Votre rapporteur estime cette recommandation particulièrement importante dans un milieu pénitentiaire où prévaut la culture de l'écrit puisque toute demande ou sollicitation doit revêtir une forme écrite alors même qu'une partie de la population pénale ne maîtrise pas cet outil de communication.

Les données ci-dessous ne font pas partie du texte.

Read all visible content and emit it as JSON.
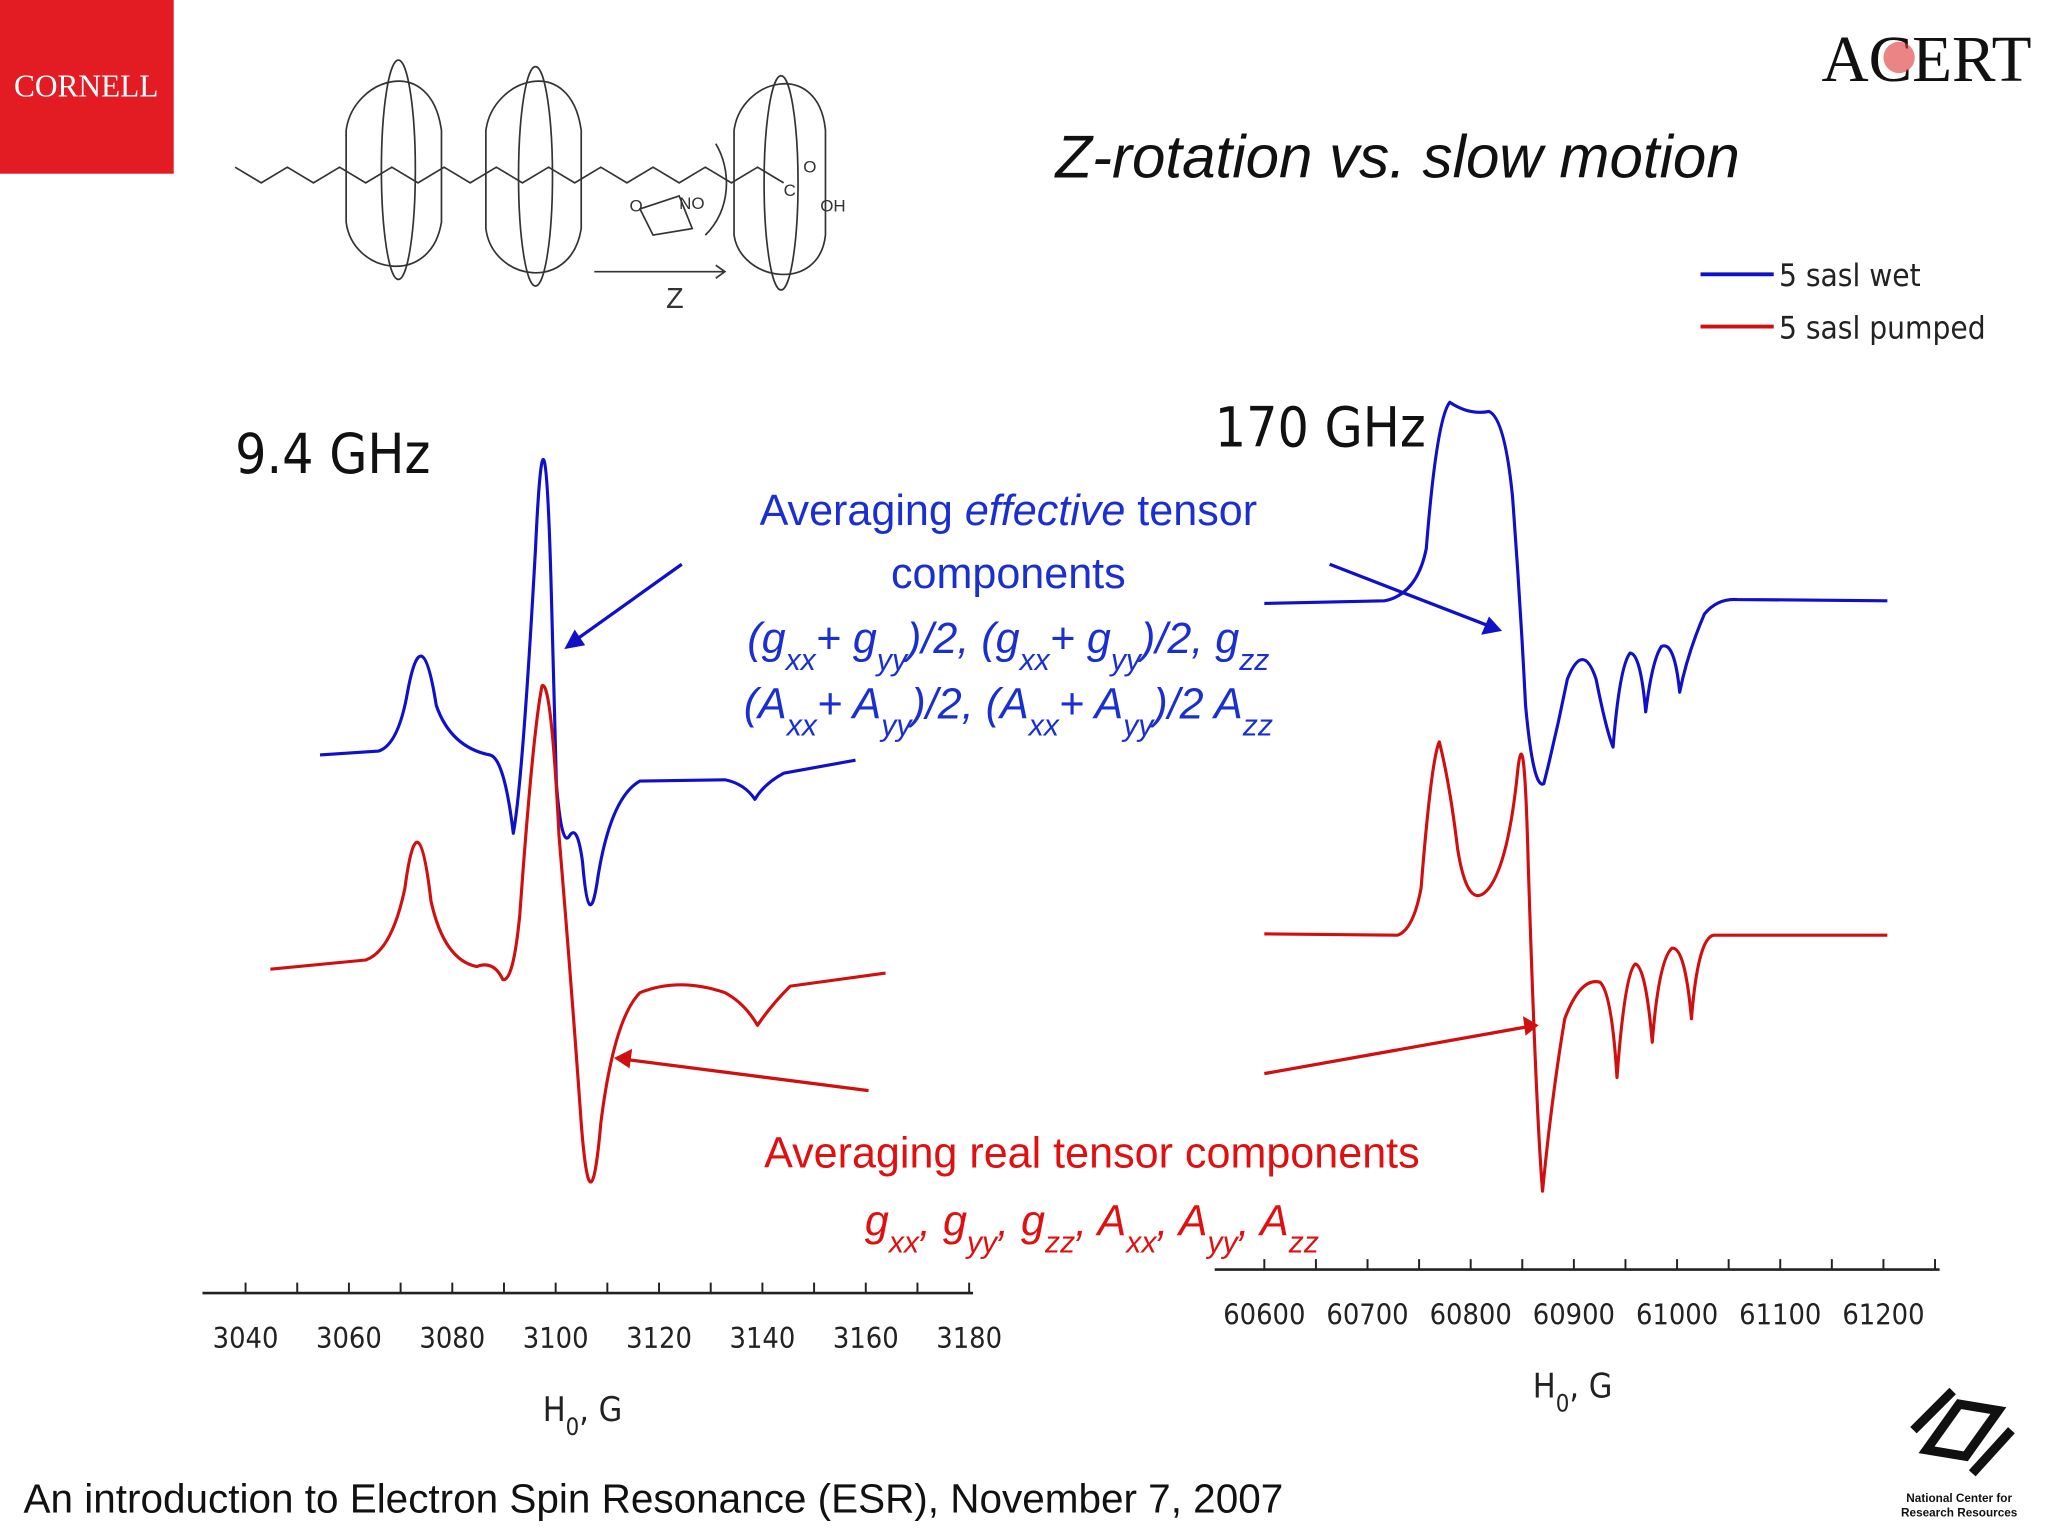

- dans différents lieux, accessibles aux détenus lors de leurs mouvements ou à proximité immédiate de leurs cellules pour ceux qui s'y tiennent en permanence, des boîtes aux lettres métalliques fermées de manière sûre doivent être disposées ; elles sont au nombre de trois, chacune spécialisée pour un type de courrier -courrier interne, courrier destiné aux personnels soignants, courrier vers l'extérieur. « Ces boîtes aux lettres doivent être relevées régulièrement : celle renfermant le courrier destiné à l'UCSA ou au SMPR, par le seul personnel de cette unité, au moins deux fois par jour ; celle du courrier interne et externe par les vaguemestres, seuls habilités à les ouvrir, au moins une fois par jour et sous leur responsabilité exclusive -deux personnes au moins par établissement devant être habilitées par le chef d'établissement au titre de vaguemestre-. La lecture des lettres doit être le fait des seuls vaguemestre. Ces derniers seraient tenus au secret professionnel, seule disposition qui implique une modification de la réglementation actuelle, sauf à en être délié, conformément aux principes en vigueur, lorsqu'est en cause la réinsertion du détenu ou la sécurité des biens et des personnes.